Youth health mental is a national crisis. Most youth receive little or no professional help for their MH needs; the majority of contact is through schools, and mostly as formal responses to troubled behavior (e.g. fighting, delinquency) or attendance problems.
Teens have had to cope with a global economic recession and related financial difficulties, pandemic-related school closures and social isolation, gun violence, international conflict, natural disasters, and climate change.
Adolescence is a time of intense emotional and psychological highs and lows. These are normal and healthy parts of the adolescent journey, but they can also lead to mental health problems if not handled correctly.
At this stage, a young person defines other people in terms of their own self-interest and often has a hard time understanding how their behaviour affects others. This can look like selfishness or narcissism, but in many cases it is simply a teen trying to work out their identity.
In addition, this stage is a period of experimentation with different lifestyles and careers. It is not uncommon for adolescents to experience financial stress or relationship difficulties. These experiences can cause poor mental health, which has a range of negative consequences for a young person’s life, from school performance to future job opportunities to the likelihood of getting a sexually transmitted disease or unplanned pregnancy. Mental health problems often go hand-in-hand with other risks, including drug use and violence.
Adolescent development is a time of significant physical and psychological changes, as well as heightened risk-taking behaviors. It’s a period when internal emotional and social changes are often in conflict, creating unique communication and relationship challenges.
Mental health disorders in adolescents seldom appear suddenly and tend to emerge gradually, increasing in frequency and severity over time. Symptoms may be similar to certain behaviors that are typically part of adolescence, and family members and friends are often the first to notice early symptoms.
A positive response to screening questions should always be followed by a referral to a qualified provider for further evaluation and treatment. Providers may include child and adolescent psychiatrists, adolescent-friendly psychologists or psychotherapists, and adolescent medicine specialists. Ensure that adolescents have access to high-quality, affordable, culturally competent mental health care services. Educate teens about the risk factors for mental health problems, including substance use and suicide. Support programs that teach healthy decision-making and increase social connectedness to reduce teen risk-taking behaviors.
Adolescent Mental Health
Adolescent mental health is a complex mix of emotions and behaviors. Highs and lows are a normal part of the adolescent experience, but sometimes these intense feelings are a sign of an underlying problem. Mental illness is often diagnosed in adolescence and can lead to serious problems like drug addiction, homicide and suicide.
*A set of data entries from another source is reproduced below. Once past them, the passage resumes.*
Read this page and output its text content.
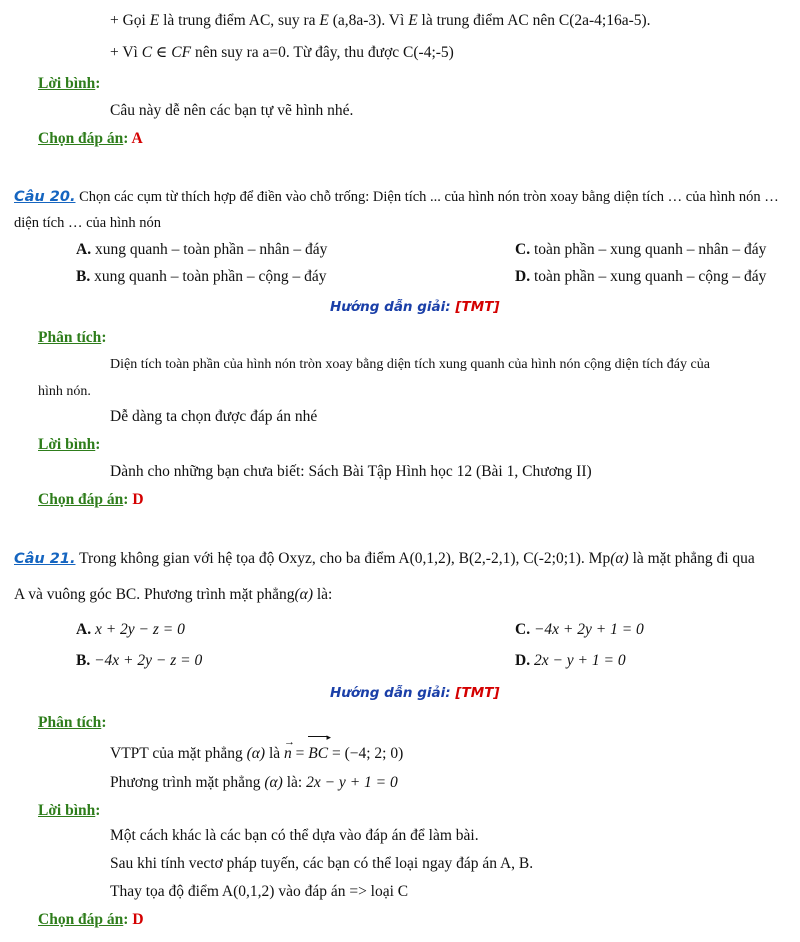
+ Gọi E là trung điểm AC, suy ra E (a,8a-3). Vì E là trung điểm AC nên C(2a-4;16a-5).
+ Vì C ∈ CF nên suy ra a=0. Từ đây, thu được C(-4;-5)
Lời bình:
Câu này dễ nên các bạn tự vẽ hình nhé.
Chọn đáp án: A
Câu 20. Chọn các cụm từ thích hợp để điền vào chỗ trống: Diện tích ... của hình nón tròn xoay bằng diện tích … của hình nón …
diện tích … của hình nón
A. xung quanh – toàn phần – nhân – đáy	C. toàn phần – xung quanh – nhân – đáy
B. xung quanh – toàn phần – cộng – đáy	D. toàn phần – xung quanh – cộng – đáy
Hướng dẫn giải: [TMT]
Phân tích:
Diện tích toàn phần của hình nón tròn xoay bằng diện tích xung quanh của hình nón cộng diện tích đáy của
hình nón.
Dễ dàng ta chọn được đáp án nhé
Lời bình:
Dành cho những bạn chưa biết: Sách Bài Tập Hình học 12 (Bài 1, Chương II)
Chọn đáp án: D
Câu 21. Trong không gian với hệ tọa độ Oxyz, cho ba điểm A(0,1,2), B(2,-2,1), C(-2;0;1). Mp(α) là mặt phẳng đi qua
A và vuông góc BC. Phương trình mặt phẳng(α) là:
A. x + 2y − z = 0	C. −4x + 2y + 1 = 0
B. −4x + 2y − z = 0	D. 2x − y + 1 = 0
Hướng dẫn giải: [TMT]
Phân tích:
VTPT của mặt phẳng (α) là
→
n =
▸
BC = (−4; 2; 0)
Phương trình mặt phẳng (α) là: 2x − y + 1 = 0
Lời bình:
Một cách khác là các bạn có thể dựa vào đáp án để làm bài.
Sau khi tính vectơ pháp tuyến, các bạn có thể loại ngay đáp án A, B.
Thay tọa độ điểm A(0,1,2) vào đáp án => loại C
Chọn đáp án: D
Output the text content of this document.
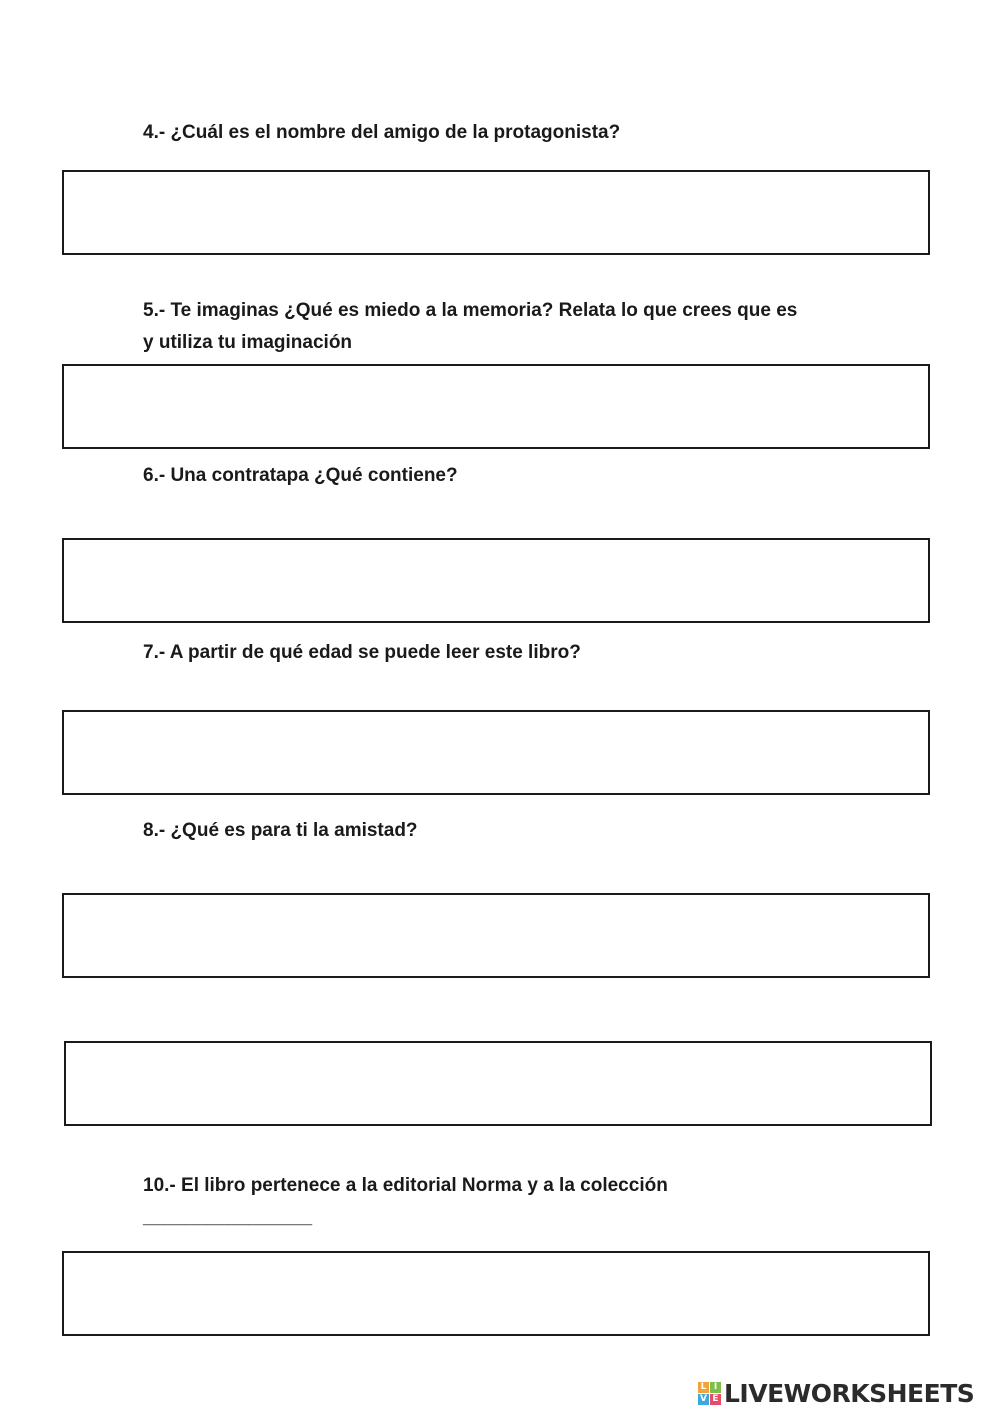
4.- ¿Cuál es el nombre del amigo de la protagonista?

5.- Te imaginas ¿Qué es miedo a la memoria? Relata lo que crees que es
y utiliza tu imaginación

6.- Una contratapa ¿Qué contiene?

7.- A partir de qué edad se puede leer este libro?

8.- ¿Qué es para ti la amistad?

10.- El libro pertenece a la editorial Norma y a la colección
________________

L I
V E LIVEWORKSHEETS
Puberty is also a time when many youth become more aware of their sexual orientations and gender identities, which can result in being bullied or excluded by peers or family members. This can increase stress and depression rates.
In addition to addressing the issues that impact mental health, it’s important for communities to make sure they have access to qualified healthcare providers who specialize in adolescents. This includes child and adolescent psychiatrists, psychologists who focus on teens, and adolescent medicine specialists. Insurance restrictions and lack of funding for adolescent services are significant barriers. It’s also critical to have programs that help teens connect with a health care provider and encourage them to talk about their mental health problems.
Suicide is one of the leading causes of death among adolescents. Several factors increase the risk of suicide in teens including mental disorders, previous attempts, genetic loading and family processes in combination with triggering psychosocial stressors. It’s important to take a teen’s talk of suicide seriously and encourage them to seek expert help immediately.
Many adolescent suicides are precipitated by feelings of hopelessness, rage and isolation. Sometimes these feelings are compounded by drug and alcohol use. Adolescents that have strong support systems are at lower risk of suicide. Such supports may come from parents, guardians, family and friends as well as school administrators, teachers and coaches or leaders of extracurricular activities. Children and teenagers who are separated from their families by death, divorce, military service, incarceration or other reasons also have increased risks for suicide. Adolescents that are struggling with a lack of stable housing also are at greater risk for suicide.